Israel Antiquities Authority excavations in the village of et-Taiyiba in the Jezreel Valley recently unearthed an inscription dedicated to “Jesus, the Son of Mary.” The Greek inscription, engraved in stone, comes from the frame of an entrance door dating from the Byzantine period (late fifth century CE). It was discovered incorporated in secondary use in one of the walls of a magnificent building dating from the Byzantine or Early Islamic period, where the excavations uncovered two rooms containing mosaic pavements with a geometric design.
The inscription was recovered in an archaeological excavation directed by Tzachi Lang and Kojan Haku of the IAA before the construction of a road inside the village. As part of the IAA’s policy of increasing public interest in archaeology, students, volunteers and workers from the local community, participated in the excavation.
According to Dr Leah Di-Segni, a researcher at the Institute of Archaeology of the Hebrew University of Jerusalem, who deciphered the text, it is a dedicatory inscription that was engraved while casting the foundations of the church.
It reads, “Christ born of Mary. This work of the most God-fearing and pious bishop [Theodo]sius and the miserable Th[omas] was built from the foundation –. Whoever enters should pray for them.”
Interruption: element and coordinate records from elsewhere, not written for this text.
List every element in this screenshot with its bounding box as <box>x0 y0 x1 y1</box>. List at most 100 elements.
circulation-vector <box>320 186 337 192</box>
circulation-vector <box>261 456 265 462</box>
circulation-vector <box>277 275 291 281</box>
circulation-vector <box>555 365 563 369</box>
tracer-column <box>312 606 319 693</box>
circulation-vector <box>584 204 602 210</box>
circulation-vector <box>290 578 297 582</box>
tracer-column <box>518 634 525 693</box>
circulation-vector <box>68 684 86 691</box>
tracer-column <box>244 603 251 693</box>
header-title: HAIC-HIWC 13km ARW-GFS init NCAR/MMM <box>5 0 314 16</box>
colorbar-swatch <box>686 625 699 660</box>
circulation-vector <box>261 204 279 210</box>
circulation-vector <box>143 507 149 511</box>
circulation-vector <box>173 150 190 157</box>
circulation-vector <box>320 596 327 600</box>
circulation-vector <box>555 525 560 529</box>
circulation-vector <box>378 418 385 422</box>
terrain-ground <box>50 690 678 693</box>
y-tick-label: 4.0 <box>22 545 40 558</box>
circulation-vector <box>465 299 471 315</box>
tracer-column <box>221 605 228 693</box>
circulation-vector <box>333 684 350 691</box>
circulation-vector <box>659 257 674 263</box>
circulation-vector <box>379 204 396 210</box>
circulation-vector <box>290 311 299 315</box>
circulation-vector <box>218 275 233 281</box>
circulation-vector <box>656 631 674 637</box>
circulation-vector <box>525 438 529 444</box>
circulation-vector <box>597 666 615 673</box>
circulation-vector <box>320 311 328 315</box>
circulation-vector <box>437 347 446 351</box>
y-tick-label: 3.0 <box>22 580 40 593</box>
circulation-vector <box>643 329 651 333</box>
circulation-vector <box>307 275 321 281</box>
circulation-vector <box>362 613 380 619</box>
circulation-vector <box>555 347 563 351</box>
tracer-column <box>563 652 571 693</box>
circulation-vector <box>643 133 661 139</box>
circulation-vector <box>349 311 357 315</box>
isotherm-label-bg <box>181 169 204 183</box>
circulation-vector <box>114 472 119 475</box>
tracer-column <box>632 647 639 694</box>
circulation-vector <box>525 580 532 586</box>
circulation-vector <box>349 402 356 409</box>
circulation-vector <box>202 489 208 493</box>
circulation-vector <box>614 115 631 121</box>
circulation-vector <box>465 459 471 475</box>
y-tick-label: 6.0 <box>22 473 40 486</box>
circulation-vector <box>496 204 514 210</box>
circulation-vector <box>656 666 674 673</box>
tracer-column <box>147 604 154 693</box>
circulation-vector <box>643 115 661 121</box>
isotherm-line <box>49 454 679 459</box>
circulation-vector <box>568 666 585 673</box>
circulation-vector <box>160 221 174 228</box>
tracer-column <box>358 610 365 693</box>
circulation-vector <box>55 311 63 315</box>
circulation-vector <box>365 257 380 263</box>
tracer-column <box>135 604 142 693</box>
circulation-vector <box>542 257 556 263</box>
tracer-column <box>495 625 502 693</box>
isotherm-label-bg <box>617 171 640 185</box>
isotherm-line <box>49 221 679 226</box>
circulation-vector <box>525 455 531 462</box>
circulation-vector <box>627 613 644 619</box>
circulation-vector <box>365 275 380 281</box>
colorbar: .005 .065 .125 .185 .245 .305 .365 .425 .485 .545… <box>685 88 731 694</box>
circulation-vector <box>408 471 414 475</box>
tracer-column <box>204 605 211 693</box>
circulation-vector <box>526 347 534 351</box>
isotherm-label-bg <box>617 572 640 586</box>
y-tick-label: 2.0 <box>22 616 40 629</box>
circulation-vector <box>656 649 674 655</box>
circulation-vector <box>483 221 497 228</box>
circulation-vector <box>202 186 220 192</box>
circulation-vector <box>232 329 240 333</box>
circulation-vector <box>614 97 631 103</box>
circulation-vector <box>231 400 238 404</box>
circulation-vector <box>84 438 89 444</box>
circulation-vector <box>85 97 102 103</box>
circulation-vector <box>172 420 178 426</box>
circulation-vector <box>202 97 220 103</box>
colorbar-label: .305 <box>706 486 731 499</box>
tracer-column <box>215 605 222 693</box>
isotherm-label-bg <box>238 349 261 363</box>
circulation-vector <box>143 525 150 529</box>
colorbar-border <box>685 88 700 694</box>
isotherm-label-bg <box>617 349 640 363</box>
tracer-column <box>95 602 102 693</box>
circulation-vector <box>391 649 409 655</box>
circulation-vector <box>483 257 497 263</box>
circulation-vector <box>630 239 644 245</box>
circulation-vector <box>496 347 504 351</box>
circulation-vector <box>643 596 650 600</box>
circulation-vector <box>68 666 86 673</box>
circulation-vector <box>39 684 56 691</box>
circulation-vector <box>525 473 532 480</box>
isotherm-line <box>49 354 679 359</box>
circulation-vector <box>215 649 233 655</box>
According to Di-Segni, the formula “Christ born of Mary” was intended to protect its readers from the evil eye and was commonly used at the beginning of inscriptions and documents of the time. Christ (Christos in Greek, or ‘Messiah’) refers, obviously, to Jesus. Di-Segni adds that “The inscription greets those who enter and blesses them. It is therefore clear that the building is a church and not a monastery. Churches greeted believers at their entrance, while monasteries tended not to do that” (since monasteries were places where people wished to live the outside world behind – JP).
Theodosius, whom the text refers to as the building’s founder, was one of the first Christian bishops. He served as the regional archbishop – the supreme religious authority of the metropolis of Bet Shean, to which et-Taiyiba in the valley belonged.
Dr Walid Atrash of the Israel Antiquities Authority says, “This is the first evidence of the Byzantine church’s existence in the village of et-Taiyiba and it adds to other finds attesting to the activities of Christians who lived in the region. Remains of a church from the Crusader period were previously uncovered at the site, and a monastery discovered more recently by Nurit Feig of the IAA and Dr. Moti Aviam of Kinneret College in Kfar Kama is one of a series of monasteries that were under the jurisdiction of the Bet Shean religious metropolis.”
According to excavation directors Tzachi Lang and Kojan Haku of the IAA, “the excavation yielded finds from a variety of periods, shedding light on the long settlement sequence at et-Taiyiba in the valley, and on its status among the local settlements.”